Although the term was later used to describe virtually anyone who opposed Quisling’s government, its sentiment was always distinctly anti-British, demonstrated by a comment published in Aftenposten in February 1943. Under the headline ‘Exit Jøssing’, the anonymous writer declared:
In the years between the two world wars there arose among Norwegian intellectuals and wealthy aristocrats a perverse inclination towards everything English. These people engaged in spiritual masturbation with their Englishness: They dressed English, lived English, behaved English, ate, drank and smoked English…and crammed their empty heads with English short stories and subpar English literature…They were jubilant when their own neutrality was breached, because it was breached by the English.

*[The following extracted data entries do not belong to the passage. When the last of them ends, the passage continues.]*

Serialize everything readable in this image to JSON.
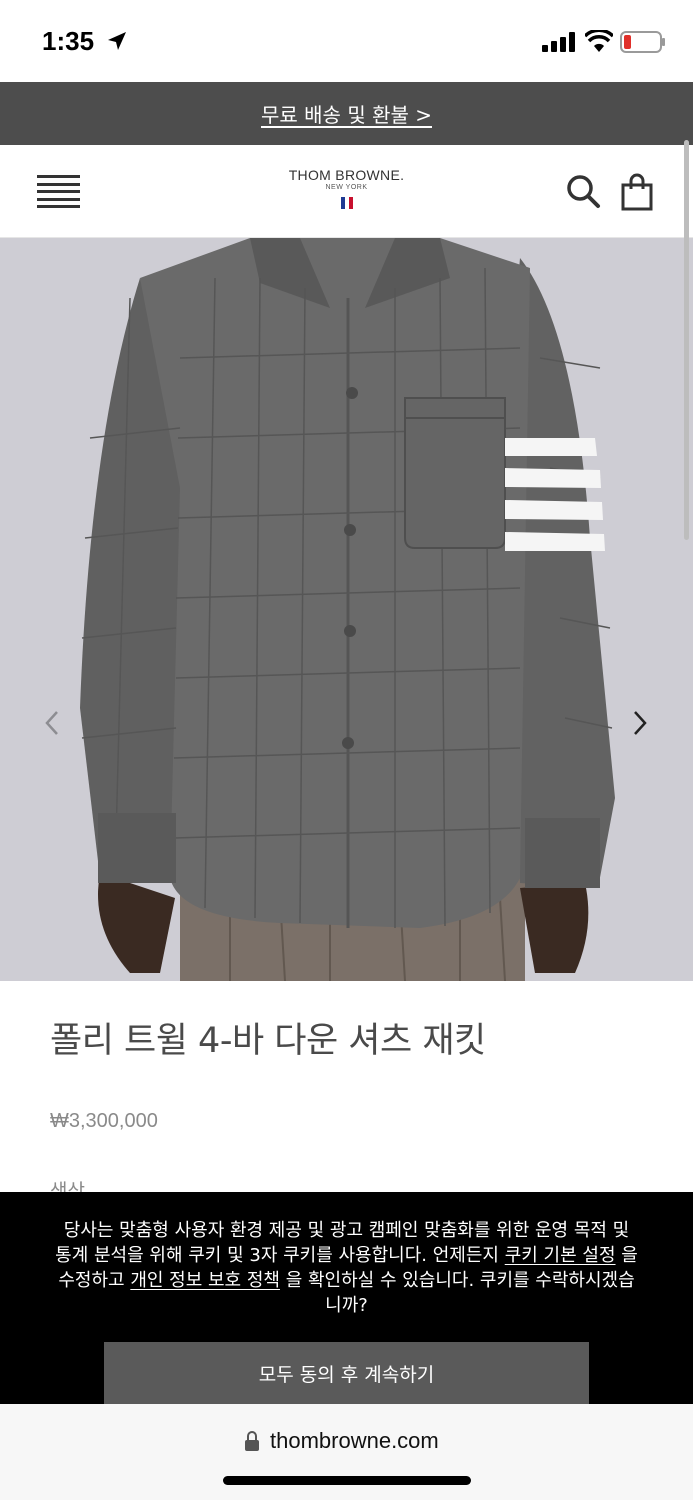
{
  "status_bar": {
    "time": "1:35"
  },
  "promo": {
    "label": "무료 배송 및 환불 >"
  },
  "header": {
    "logo_main": "THOM BROWNE.",
    "logo_sub": "NEW YORK",
    "flag_colors": [
      "#1f3a93",
      "#ffffff",
      "#c8102e"
    ]
  },
  "product": {
    "name": "폴리 트윌 4-바 다운 셔츠 재킷",
    "price": "₩3,300,000",
    "color_label": "색상"
  },
  "cookie": {
    "text_1": "당사는 맞춤형 사용자 환경 제공 및 광고 캠페인 맞춤화를 위한 운영 목적 및 통계 분석을 위해 쿠키 및 3자 쿠키를 사용합니다. 언제든지",
    "link_settings": "쿠키 기본 설정",
    "text_2": "을 수정하고",
    "link_privacy": "개인 정보 보호 정책",
    "text_3": "을 확인하실 수 있습니다. 쿠키를 수락하시겠습니까?",
    "accept_label": "모두 동의 후 계속하기"
  },
  "browser": {
    "url": "thombrowne.com"
  },
  "colors": {
    "banner_bg": "#4d4d4d",
    "image_bg": "#cecdd4",
    "cookie_bg": "#000000",
    "button_bg": "#5a5a5a"
  }
}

Sabotaging the Norwegian people’s trust in England also meant discrediting every outlet bringing news and messages from the Norwegian government in London. The Nazification of Norwegian media led civilians to depend on broadcasts from the BBC Norwegian Service for reliable information. Beginning in the summer of 1940, what became known as London Radio brought daily news broadcasts to the occupied nation. Organised by the circle around the exiled Norwegian government, the programmes consisted of brief newscasts, as well as coded messages and instructions for the Norwegian resistance. Sometimes they included talks and poetry recitals, and on occasion, King Haakon or Prime Minister Johan Nygaardsvold would deliver a speech. ‘Listening to London’ soon became so widespread an activity that by the summer of 1941, the Nazi occupiers saw no other alternative than to confiscate all private radios. However, many persisted with tuning into London Radio on devices kept within walls, stuffed down laundry baskets, stowed away in haystacks, or buried in the garden.
This willingness to defy the occupiers made it even more important for the NS to present the messages broadcast over London Radio as lies, and to implicate the exiled government’s ‘jøssing’ collaborators. A year into the occupation, another British attack along the Norwegian shoreline gave them just such an opportunity.
On 12 September 1941, the commercial ship D/S Barøy was sunk by a British aerial torpedo. A similar ship was sunk by a British submarine later that same day. The torpedoing of the two ships, which carried only a few German soldiers, was a ruthless assault on civilian lives; more than 200 people were killed, many of them women and children. The attacks led to resentment within the Norwegian population, and helped fuel the occupiers’ anti-English propaganda. Three days after the sinking, Aftenposten characterised the attacks as typical of the British war effort:
The same keeps repeating over and over: the Englishmen attack ruthlessly and without any respect for peaceful human lives… This type of inhuman warfare has at all times been characteristic of the British fleet. The two new cases in the north of Norway are therefore not surprising.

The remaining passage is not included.